Monday, May 30, 2016

JAWS: Book VS. Film

The Book: JAWS
Author: Peter Benchley
Year released: 1974

I do not, and have never, understood why this book was a bestseller. It is not a good book. It's trashy, and not in an enjoyable Jacqueline Susanne sort of way either. It's just sordid, superficial trashiness.

Peter Benchley took a great, rock solid focal point - a 25 foot long, six thousand pound great white shark, i.e. an eating machine - and surrounded it with an utterly unlikable cast of characters, doing rotten things to everyone around them.

Basic plot: A HUGE great white shark swims into the waters just off of the fashionable New England coastline and starts eating people: skinny dippers, fisherman, little kids on inflatable rafts, etc. A lone Everyman (in this case, the town police chief, transplanted from the Big City) tries to close the beaches and is met with opposition from the town council, who depend on vacationers to keep their economy afloat.
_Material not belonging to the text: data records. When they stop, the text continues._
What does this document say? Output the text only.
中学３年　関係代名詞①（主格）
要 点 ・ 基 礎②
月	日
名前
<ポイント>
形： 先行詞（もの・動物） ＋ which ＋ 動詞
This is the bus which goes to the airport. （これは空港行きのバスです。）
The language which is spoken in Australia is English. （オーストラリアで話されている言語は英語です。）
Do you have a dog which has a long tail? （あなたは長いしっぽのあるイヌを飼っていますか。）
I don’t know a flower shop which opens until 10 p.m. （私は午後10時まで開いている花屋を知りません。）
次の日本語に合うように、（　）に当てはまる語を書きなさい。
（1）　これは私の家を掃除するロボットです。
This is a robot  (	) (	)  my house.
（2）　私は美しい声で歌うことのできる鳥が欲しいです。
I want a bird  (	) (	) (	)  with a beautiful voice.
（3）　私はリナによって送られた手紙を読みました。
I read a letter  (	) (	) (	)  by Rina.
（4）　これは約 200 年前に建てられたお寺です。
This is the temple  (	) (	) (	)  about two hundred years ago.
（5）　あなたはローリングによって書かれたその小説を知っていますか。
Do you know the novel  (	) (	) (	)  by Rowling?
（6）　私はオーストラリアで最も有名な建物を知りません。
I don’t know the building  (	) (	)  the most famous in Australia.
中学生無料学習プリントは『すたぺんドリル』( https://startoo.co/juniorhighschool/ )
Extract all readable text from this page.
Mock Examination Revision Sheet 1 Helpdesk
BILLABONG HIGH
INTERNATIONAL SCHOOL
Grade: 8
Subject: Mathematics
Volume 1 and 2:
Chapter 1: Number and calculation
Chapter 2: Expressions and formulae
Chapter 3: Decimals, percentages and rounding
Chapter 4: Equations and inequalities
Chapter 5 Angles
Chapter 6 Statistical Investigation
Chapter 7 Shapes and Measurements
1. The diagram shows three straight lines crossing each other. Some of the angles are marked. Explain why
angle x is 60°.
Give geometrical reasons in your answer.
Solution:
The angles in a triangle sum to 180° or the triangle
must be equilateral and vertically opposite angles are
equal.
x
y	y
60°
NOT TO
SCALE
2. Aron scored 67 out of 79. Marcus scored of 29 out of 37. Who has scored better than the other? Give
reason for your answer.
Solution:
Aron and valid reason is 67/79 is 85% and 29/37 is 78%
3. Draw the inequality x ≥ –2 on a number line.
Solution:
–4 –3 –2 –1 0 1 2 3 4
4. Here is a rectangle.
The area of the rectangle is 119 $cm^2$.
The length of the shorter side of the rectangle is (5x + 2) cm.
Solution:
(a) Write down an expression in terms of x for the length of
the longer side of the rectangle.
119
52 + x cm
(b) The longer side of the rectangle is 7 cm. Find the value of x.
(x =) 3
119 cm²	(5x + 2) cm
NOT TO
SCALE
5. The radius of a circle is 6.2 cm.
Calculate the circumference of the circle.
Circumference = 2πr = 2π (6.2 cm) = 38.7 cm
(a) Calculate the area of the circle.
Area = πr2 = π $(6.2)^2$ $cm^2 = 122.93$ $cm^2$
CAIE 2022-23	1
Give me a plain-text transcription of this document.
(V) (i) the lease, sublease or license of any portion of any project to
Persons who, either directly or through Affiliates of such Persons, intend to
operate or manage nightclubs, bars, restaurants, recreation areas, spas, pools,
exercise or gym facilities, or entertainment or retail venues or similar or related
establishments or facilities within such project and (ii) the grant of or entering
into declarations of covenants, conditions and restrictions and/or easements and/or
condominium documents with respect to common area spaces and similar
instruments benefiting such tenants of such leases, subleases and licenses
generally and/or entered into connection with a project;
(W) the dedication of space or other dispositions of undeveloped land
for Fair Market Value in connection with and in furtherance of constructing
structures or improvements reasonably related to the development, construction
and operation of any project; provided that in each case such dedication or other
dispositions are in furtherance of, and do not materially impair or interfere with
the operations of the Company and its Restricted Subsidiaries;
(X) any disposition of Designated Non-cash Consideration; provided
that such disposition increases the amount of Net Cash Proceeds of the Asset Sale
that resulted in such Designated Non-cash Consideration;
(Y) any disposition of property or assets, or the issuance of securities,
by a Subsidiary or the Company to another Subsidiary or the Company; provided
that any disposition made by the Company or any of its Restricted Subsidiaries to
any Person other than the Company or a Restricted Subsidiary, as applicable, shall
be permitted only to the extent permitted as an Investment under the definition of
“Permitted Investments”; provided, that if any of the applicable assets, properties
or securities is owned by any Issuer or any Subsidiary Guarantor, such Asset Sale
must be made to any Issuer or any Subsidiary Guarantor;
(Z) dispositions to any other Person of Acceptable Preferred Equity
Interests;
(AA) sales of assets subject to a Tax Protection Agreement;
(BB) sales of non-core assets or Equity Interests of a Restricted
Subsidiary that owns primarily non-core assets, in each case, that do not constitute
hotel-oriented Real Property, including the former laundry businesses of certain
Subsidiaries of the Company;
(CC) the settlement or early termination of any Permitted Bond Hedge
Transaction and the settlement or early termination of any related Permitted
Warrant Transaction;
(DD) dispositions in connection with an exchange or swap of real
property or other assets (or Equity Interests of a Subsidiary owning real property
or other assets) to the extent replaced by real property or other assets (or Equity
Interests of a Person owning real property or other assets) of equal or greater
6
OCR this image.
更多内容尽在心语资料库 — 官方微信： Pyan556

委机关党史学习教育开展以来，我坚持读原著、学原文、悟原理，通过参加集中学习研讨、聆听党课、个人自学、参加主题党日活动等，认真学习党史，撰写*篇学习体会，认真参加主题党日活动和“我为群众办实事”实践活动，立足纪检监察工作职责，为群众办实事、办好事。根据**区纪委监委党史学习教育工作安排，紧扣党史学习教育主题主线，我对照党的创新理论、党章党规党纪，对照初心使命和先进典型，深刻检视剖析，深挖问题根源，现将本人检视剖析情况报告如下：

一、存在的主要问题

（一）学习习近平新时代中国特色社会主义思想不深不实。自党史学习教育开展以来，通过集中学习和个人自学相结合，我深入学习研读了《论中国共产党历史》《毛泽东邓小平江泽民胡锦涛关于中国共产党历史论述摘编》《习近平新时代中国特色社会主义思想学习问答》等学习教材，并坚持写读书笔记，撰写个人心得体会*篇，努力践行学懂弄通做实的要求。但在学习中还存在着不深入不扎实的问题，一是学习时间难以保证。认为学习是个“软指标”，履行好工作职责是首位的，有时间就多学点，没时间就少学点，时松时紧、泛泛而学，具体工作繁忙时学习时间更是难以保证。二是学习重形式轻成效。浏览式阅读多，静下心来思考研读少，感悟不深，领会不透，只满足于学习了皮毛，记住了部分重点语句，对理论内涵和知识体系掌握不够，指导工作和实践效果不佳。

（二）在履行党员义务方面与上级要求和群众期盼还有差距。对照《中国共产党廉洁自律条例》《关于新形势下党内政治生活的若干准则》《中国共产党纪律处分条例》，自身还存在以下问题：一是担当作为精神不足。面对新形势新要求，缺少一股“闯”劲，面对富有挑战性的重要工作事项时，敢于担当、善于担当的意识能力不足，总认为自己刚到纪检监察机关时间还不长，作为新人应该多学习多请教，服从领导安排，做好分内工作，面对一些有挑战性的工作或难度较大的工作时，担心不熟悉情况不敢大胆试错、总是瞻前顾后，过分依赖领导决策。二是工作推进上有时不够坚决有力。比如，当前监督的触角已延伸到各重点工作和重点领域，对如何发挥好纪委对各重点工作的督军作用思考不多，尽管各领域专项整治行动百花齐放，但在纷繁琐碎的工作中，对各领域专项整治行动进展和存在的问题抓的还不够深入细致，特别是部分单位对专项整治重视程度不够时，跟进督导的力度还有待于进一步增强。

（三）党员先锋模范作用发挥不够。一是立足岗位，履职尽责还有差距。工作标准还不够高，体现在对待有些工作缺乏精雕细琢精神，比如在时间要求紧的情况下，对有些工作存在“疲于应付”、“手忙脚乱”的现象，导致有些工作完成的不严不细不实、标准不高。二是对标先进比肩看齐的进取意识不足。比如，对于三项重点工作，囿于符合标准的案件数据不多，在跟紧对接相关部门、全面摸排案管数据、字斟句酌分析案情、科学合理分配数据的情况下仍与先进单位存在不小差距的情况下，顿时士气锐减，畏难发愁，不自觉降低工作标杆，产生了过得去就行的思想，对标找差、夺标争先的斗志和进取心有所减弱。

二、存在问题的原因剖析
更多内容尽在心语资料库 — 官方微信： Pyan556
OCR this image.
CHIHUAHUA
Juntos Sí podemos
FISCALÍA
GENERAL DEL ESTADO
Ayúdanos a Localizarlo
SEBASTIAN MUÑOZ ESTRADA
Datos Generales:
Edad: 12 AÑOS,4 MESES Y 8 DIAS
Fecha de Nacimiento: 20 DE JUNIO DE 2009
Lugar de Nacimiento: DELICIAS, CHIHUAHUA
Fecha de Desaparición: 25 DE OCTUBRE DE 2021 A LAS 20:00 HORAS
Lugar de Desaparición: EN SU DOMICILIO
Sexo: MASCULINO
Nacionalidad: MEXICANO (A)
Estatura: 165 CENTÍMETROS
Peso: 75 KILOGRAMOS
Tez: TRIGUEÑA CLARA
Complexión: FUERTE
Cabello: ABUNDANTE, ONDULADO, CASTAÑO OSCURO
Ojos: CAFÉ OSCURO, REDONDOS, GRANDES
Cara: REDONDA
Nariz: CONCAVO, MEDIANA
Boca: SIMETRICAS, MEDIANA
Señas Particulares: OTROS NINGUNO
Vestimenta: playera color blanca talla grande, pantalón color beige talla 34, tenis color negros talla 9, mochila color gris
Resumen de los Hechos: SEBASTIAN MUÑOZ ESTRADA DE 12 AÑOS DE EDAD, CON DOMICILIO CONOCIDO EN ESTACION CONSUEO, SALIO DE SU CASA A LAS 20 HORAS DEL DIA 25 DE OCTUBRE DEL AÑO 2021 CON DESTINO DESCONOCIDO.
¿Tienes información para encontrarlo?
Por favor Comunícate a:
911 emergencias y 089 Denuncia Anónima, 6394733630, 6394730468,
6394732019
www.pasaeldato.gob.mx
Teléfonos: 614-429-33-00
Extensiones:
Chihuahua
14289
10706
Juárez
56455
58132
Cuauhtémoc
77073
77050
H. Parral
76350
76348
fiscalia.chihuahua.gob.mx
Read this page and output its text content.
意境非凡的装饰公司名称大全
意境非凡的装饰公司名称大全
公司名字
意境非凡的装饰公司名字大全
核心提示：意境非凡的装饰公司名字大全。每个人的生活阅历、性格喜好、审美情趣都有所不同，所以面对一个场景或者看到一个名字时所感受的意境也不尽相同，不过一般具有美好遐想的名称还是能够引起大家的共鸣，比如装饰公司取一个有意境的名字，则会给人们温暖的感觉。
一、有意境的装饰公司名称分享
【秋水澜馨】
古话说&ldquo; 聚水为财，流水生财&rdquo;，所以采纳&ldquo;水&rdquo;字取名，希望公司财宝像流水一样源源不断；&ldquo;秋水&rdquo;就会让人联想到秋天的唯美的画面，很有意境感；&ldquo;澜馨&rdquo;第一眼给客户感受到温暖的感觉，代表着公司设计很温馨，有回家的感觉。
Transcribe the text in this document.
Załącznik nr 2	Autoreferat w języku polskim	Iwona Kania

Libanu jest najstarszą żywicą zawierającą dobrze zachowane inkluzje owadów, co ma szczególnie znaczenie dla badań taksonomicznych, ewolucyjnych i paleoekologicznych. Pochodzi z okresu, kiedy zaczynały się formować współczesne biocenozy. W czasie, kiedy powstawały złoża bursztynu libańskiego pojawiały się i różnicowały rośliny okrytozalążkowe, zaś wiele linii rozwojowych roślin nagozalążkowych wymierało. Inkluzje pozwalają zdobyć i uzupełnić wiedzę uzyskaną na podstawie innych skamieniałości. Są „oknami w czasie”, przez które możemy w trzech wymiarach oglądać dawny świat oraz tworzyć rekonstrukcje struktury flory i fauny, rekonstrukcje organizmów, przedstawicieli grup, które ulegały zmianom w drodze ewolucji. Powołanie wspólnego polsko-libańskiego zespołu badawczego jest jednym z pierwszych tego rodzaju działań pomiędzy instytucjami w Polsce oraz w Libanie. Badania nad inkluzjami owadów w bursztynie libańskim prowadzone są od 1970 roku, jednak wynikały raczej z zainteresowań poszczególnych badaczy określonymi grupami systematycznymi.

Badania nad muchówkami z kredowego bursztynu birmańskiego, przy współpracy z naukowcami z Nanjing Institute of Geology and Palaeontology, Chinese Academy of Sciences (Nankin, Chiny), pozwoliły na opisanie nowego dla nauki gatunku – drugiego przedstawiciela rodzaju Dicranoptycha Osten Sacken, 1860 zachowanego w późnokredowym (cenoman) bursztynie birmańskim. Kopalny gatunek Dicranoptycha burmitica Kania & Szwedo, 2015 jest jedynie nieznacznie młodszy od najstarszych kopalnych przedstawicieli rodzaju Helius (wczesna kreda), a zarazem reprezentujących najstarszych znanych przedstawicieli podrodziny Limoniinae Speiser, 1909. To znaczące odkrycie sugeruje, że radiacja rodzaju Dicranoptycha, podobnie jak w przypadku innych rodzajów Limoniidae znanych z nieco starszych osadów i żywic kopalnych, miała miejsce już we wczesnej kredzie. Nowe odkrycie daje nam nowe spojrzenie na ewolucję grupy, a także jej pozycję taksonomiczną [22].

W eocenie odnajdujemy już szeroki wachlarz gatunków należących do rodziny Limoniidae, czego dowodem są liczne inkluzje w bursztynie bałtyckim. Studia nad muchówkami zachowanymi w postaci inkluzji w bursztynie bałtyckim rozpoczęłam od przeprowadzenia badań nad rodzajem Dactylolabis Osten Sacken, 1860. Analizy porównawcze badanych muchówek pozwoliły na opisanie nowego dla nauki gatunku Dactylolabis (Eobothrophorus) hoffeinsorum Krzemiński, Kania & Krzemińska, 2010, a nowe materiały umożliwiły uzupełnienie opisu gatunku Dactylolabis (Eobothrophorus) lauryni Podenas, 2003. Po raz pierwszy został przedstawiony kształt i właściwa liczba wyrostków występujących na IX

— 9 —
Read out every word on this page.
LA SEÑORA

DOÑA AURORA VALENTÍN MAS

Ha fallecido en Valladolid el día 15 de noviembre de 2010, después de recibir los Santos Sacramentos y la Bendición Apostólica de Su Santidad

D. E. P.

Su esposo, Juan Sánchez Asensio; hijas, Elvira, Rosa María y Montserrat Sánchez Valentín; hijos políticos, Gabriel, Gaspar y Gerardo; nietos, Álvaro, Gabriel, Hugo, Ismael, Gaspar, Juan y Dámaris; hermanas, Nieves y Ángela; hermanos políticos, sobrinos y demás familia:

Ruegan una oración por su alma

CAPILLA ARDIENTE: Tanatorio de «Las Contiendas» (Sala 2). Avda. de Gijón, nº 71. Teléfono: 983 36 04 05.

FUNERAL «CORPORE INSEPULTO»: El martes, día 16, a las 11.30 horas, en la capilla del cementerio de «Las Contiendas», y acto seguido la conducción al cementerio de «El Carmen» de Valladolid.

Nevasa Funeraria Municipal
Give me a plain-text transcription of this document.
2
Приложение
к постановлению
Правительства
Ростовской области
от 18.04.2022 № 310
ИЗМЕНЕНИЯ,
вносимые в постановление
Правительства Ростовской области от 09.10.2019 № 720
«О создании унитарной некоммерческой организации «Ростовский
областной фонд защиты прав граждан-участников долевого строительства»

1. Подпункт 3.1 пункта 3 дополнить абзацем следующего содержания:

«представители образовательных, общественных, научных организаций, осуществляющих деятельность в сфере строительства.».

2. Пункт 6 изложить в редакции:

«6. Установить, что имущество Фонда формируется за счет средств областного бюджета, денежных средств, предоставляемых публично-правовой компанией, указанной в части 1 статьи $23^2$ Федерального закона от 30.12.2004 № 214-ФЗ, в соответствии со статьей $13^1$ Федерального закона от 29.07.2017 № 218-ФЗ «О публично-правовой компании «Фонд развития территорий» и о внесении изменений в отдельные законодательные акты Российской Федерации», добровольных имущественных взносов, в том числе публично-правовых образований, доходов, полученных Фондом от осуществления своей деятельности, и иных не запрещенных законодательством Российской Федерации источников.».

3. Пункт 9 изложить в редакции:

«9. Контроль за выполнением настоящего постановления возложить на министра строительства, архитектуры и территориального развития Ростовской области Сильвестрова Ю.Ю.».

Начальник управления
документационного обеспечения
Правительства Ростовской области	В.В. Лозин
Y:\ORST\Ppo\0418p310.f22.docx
Good, simple story. Right? A community coming together to fight a common foe. Strength in numbers, Us against It.

Yeah, that's what it should have been. Instead, Benchley populates the fictional coastal community of Amity with people so despicable and shallow and self serving that you really don't give a sodden sackful of dog diarrhea if they live or die. In fact, by the time the shark is identified, you're fucking rooting for the goddamned fish to pulverize every single scumbag resident into bone powder between its ginormous serrated teeth. Hell, I was ready to push them all headfirst into the black, gaping, razor lined maw of stinky death myself. Eat it up, sharkie. There's plenty more where that came from. And save room for Benchley, because he is the entire fucking dessert cart.

Please dispose of unlikable characters here.
Sheriff Martin Brody is just kind of There. His wife Ellen is slutting around with Matt Hooper from the Oceanographic Institute, meeting him in cheap hotels for really oily 1970s sex. She may also have fucked the greaseball mayor who is in bed with The Mafia as well. Benchley doesn't seem to think much of gay people either, as he employs the word "faggots" and trots out a lesbian named Daisy Wicker, who is never introduced, described or allowed to speak, but simply serves as a foil for Matt's liason with Brody's wife. Women only exist to wear bikinis, be ogled at and screw. Even the kids are turdy little bastardos. There is no one to root for and nothing that feels threatened. They all deserve to be eaten by a goddamned shark. The ending is limper and lamer than overcooked pasta and the whole thing is just so clunky and seedy that it makes me wonder if there was an excess of soulless scumbags alive and reading in 1974.

The Film: JAWS
Director: Steven Spielberg
Year released: 1975

Long before Spielberg turned into a movie machine, swallowing originality whole and shitting out sleek, polished family safe fare, he was a filmmaker, and not a bad one either. Before E.T. The Extraterrestrial gave us all diabetes, Stevie was cranking out flicks like Duel and The Sugarland Express. Oh, and Jaws, which marked the birth of the Summer Blockbuster. A dubious honor indeed considering the current, soulless state of American cinema, a meat grinder that endlessly cranks out sanitized and shiny chunks of empty action and unrealistic sex and tries to make us believe it's fucking art.

But anyway.

Stevie took a bestselling book and turned it into an even bigger movie. Jaws was the movie of 1975. It was a deep sea version of The Exorcist. People were afraid of being attacked by sharks in their living rooms, for fucks sake.

But Spielberg also did the impossible - he made the characters likable. Martin Brody (Roy Scheider) was now a slightly goofy but sincerely dedicated Chief of Police, as well as a faithful husband and loving dad to his two boys. His wife was a slut no longer, but a no-nonsense yet sweet woman, totally devoted to and in love with her husband. She also had a great big butt, much appreciated by us modern fat-bottomed girls. Matt Hooper, while still a bit of an elitist dick, has no interest in fucking another man's wife and lives to the end of the film. There's no mafia shadow looming over this beach, just a nostalgic, Kodachrome summer in the 70s. You actually want to see everyone live to the end, even the greaseball mayor with his terrible suits that make him look like a used car salesman/creepy ice cream peddler.


You care about these people. They're flawed but forgivable, united against a common enemy and totally normal. Well, except for Quint. Quint was a weirdo. But if you don't feel any sympathy for him following his retelling of the harrowing USS Indianapolis incident, you're not human.

This is a very rare case of the movie being vastly superior to the book, but hey - it happens occasionally. About as often as shark attacks do.



1 comment:

  1. Man, you have this ALL wrong. Ellen Brody never actually goes to bed with Matt Hooper. All they do is fantasize about doing so when they meet up for lunch. And she never went to bed with the Mayor, either. As for the comments about gay people, how do you expect people living in a fishing village in the 1970s to refer to them? "Sexually diverse individuals"?